In an interview with CNN, he described what happened:
"Then there was this young group of young students that came there and were offended by their speech, and it escalated into an ugly situation that I found myself in the middle of."
At the time Phillips, 64, was beating his drum as he walked up to the students. He said, "it was just [in the] spur of the moment." According to him, the situation had come "to a boiling point."
However, things got even tenser when a student, Nick Sandmann, confronted Phillips. He blocked his path and stood his ground, all with a smile on his face.
Online, many found his facial expression extremely disrespectful. Sandmann was strongly vilified and reprimanded. He claims the hate is unfounded.
"I did not speak to him. I did not make any hand gestures or other aggressive moves."
"I was not intentionally making faces at the protester. I did smile at one point because I wanted him to know that I was not going to become angry, intimidated or be provoked into a larger confrontation."
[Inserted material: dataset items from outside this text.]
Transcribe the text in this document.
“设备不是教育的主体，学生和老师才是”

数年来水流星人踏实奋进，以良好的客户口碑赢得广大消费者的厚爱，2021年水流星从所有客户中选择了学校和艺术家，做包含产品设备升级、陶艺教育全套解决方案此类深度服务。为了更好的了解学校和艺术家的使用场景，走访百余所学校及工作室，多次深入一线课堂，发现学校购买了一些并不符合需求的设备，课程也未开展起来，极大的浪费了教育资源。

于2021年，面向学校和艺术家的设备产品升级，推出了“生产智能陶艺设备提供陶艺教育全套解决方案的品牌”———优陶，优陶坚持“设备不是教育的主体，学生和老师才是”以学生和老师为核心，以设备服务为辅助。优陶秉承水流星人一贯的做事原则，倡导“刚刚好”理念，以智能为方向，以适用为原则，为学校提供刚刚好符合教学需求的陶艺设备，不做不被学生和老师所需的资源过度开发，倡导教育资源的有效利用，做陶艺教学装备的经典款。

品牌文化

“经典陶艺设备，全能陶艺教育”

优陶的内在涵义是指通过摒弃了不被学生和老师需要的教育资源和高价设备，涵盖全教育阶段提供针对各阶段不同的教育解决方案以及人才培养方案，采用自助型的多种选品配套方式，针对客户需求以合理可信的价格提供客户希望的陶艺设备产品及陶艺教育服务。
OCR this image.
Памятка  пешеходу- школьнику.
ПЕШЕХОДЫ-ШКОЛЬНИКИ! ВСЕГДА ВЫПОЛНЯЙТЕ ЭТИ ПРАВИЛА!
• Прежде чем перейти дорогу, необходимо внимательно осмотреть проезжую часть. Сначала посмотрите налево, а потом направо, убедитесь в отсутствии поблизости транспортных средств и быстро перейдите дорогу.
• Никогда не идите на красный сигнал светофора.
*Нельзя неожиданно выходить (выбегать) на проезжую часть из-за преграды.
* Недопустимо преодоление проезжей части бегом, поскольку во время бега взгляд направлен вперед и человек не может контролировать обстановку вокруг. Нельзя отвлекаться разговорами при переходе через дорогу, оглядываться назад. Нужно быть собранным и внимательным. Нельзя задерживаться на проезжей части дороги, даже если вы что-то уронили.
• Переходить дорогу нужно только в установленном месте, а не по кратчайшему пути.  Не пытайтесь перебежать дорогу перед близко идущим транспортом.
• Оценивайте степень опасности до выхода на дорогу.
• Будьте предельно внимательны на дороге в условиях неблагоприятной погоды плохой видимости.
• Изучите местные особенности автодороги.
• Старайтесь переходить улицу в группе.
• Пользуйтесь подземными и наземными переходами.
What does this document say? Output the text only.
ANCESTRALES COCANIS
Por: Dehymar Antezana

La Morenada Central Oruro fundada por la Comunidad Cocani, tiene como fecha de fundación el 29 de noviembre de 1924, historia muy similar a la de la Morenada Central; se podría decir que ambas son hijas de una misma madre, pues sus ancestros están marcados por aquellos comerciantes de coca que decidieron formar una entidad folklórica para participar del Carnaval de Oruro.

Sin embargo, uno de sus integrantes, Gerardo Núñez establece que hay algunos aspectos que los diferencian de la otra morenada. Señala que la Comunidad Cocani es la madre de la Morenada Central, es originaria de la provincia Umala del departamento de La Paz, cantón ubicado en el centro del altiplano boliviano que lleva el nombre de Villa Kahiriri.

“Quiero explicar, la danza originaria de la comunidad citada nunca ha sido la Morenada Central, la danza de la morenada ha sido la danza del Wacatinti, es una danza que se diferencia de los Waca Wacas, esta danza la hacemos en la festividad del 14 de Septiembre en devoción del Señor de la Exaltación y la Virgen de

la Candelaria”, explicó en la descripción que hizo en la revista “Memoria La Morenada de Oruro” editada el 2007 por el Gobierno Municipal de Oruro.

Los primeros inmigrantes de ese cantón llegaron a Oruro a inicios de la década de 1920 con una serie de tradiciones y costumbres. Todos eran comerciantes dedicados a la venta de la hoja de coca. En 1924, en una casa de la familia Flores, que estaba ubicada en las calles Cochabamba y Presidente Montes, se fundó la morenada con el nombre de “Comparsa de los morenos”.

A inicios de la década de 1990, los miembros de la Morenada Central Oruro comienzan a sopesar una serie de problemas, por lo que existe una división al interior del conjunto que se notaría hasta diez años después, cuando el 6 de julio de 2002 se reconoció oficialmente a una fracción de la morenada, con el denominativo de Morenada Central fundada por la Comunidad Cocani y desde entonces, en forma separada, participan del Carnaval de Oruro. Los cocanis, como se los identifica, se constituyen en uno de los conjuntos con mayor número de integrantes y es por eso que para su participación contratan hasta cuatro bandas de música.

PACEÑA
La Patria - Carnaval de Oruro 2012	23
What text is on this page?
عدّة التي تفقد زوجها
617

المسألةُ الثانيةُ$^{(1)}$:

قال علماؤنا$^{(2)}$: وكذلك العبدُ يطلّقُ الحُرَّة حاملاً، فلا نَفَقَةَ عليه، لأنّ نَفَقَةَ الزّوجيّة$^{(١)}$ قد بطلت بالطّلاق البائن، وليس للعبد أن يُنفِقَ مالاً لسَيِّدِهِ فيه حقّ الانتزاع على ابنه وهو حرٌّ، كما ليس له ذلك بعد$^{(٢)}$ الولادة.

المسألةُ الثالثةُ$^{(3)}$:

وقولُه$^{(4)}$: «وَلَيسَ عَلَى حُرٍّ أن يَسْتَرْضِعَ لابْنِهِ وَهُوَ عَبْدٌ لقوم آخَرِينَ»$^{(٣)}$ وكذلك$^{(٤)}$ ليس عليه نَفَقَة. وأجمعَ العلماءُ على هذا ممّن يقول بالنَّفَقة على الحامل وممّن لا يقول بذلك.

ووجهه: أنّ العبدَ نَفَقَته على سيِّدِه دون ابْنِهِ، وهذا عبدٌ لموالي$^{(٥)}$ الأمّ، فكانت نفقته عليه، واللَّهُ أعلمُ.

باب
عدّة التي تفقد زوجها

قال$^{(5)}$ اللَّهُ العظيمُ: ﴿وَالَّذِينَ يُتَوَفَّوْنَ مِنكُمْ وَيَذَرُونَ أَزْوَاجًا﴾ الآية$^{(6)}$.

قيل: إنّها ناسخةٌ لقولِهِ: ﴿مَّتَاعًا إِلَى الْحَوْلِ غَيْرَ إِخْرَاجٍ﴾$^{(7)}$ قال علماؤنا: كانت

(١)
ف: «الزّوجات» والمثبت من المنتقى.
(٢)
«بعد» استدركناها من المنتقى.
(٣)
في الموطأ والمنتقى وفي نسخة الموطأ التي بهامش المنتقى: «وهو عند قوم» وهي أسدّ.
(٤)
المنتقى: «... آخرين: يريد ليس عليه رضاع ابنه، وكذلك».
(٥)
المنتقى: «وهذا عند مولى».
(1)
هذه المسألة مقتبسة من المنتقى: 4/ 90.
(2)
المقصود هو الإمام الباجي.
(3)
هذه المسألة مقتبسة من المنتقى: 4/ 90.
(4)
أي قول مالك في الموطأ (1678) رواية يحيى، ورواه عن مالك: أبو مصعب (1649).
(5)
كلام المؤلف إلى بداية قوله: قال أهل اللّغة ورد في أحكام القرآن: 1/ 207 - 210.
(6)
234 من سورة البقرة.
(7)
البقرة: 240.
Both men said they were trying to diffuse the situation. Phillips called his way of doing so "prayer." He said he couldn't just stand there as he thought the students might hurt the young men due to their skin color. He was afraid, he said.
"To be honest, they looked like they were going to lynch them. They were in this mob mentality. Where were their parents?"
Phillips said he felt there was a lot of racism and hatred, but he had no escape except "just to go forward." Philips himself was raised in foster care, not within his people, so he felt he somewhat related to the white kids.
However, he was averse to the hatred he felt and did not accept the excuse that the kids were "just chanting" their school songs. Phillips laughed it off, and so did many others online.
"They were there looking for trouble, looking for something. Everybody knows the right to life and (pro-choice), it's been like this and they're hateful to each other."
Then he pointed to his place as a veteran:
"And it's because I'm a veteran -- I'm a Vietnam veteran -- that these two groups even have the right in this country to have protests, to have conflicting opinions."
Phillips claimed the kids were also chanting "Build the wall," but one might not hear it on the videos. He said it was a "he-said, she-said" thing but assured the interviewee that he would pray for the kids.
The students were reportedly given permission on the day in question to do the chants. Yet their actions were later condemned by the Roman Catholic Diocese of Covington.
A statement from spokeswoman Laura Keener said:
"We condemn the actions of the Covington Catholic High School students towards Nathan Phillips specifically, and Native Americans in general, Jan. 18, after the March for Life, in Washington, D.C. We extend our deepest apologies to Mr. Phillips. This behavior is opposed to the Church's teachings on the dignity and respect of the human person."
The organization said they were investigating what happened and would take appropriate action "up to and including expulsion."